İrade kişinin “iyi ile kötüyü” ayırt etme yetisidir (ne kadar başarılı olduğu tartışılır), kişiyi haklar kazanabilecek ve sorumluluklar yüklenebilecek konuma sokmaktadır. İrade, hüzündür ve hüzünlenebilen bir smokin, alacaklıdır, borçludur, suçludur, insandır!

Filmin başında kendimizi bulduğumuz bu oda da neyin nesidir peki? Bana göre bu oda filmde göremediğimiz kafasız kahramanımızın kafasının içidir (zihnidir). Bu “saçma ve tutarsız” sonuca varmamın birkaç nedeni var elbette: ilk olarak içinde bulunduğumuz oda binanın en tepesindedir, tıpkı insan başı gibi ve iki penceresi vardır dış dünyayı görebileceğimiz, gözlerimiz gibi; ikinci neden, odanın içindeki kitaplar, resimler, radyo, saat vb bir çok nesnenin zihne dair imgeler olduğunu düşünmem özellikle “kırmızı fuların”. Bir başka neden, insanın içinde bulunduğu yeri görememesidir. Tıpkı Fransız şair/yazar Guy de Maupassant’ın Eyfel Kulesi’nden nefret ettiği ve onu görmek istemediği için, kulede yer alan Jules Verne adlı restoranda yemesi üzerine anlatılan o meşhur hikâyede olduğu gibi (Belki Fransa’da okuyan Arjantinli yönetmenin usunun bir yerinde bu filmi çekerken geçmiştir bu durum).

Kırmızı fuların hikâyesi
Kafasız kahramanımız Bay Phelps’in, bir baloya iki bileti olduğunu ve sevdiği kadını buraya davet ettiğini görüyoruz. Bayanın yanıtı: Olumlu… Kahramanımızın neşesi oldukça yerinde, mutluluktan dans ediyor. Ta ki, kırmızı fular ile karşılaşana kadar… Onu görmesiyle keyfi kaçıyor. Bu nedenle fuların kesinlikle telefonda görüşülen ve fotoğrafta görülen kadına ait olmadığına eminiz, zira neşemizin kaynağı o bayanla buluşmaktı. Filmin başında, fuların yastığının yanında, başka bir anlatımla kafasız kahramanımızın başucunda olduğunu görüyoruz.

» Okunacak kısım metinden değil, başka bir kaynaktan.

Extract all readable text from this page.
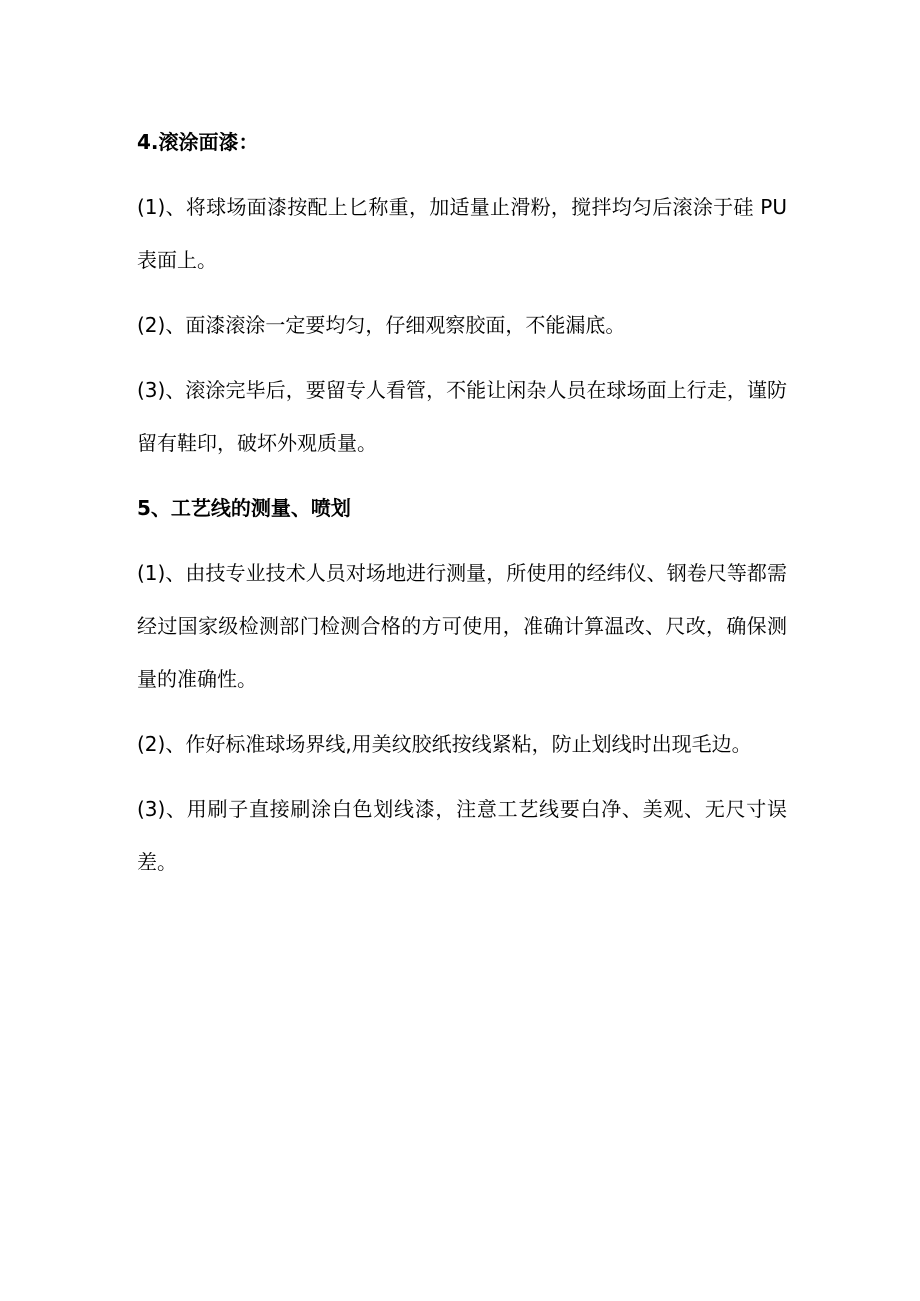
4.滚涂面漆：
(1)、将球场面漆按配上匕称重，加适量止滑粉，搅拌均匀后滚涂于硅 PU 表面上。
(2)、面漆滚涂一定要均匀，仔细观察胶面，不能漏底。
(3)、滚涂完毕后，要留专人看管，不能让闲杂人员在球场面上行走，谨防留有鞋印，破坏外观质量。
5、工艺线的测量、喷划
(1)、由技专业技术人员对场地进行测量，所使用的经纬仪、钢卷尺等都需经过国家级检测部门检测合格的方可使用，准确计算温改、尺改，确保测量的准确性。
(2)、作好标准球场界线,用美纹胶纸按线紧粘，防止划线时出现毛边。
(3)、用刷子直接刷涂白色划线漆，注意工艺线要白净、美观、无尺寸误差。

Çok değerli ama biraz “hayırsız” birine ait belli ki. Bana kalırsa, Bay Phelps’in filmin neredeyse tamamına yayılan tedirgin tavrının arkasında da bu kırmızı fuların sahibi var. Burada başka bir ip ucu olmadığı için, hikâyeyi ben yazıyorum: Bay Phelps, kafaların, giysiler, maskeler gibi değiştirildiği dünyada, kendine oldukça güvenen, karakterli ve etkileyici bir adamdır. Bir kadına aşık olur ve bu haliyle dahi karşılık bulur. O zamanlar çok mutludur, bayana bir fular hediye eder ve evet bu fular kırmızıdır… Ama kadın, kahramanımızı daha çekici bir yüz için terk eder. Oysa bu dünyada yüzler fiyatı olan ve kolaylık satın alınıp değiştirilebilen birer giysidir. Bayan ona fularını geri verir ve ilişkiyi bitirir.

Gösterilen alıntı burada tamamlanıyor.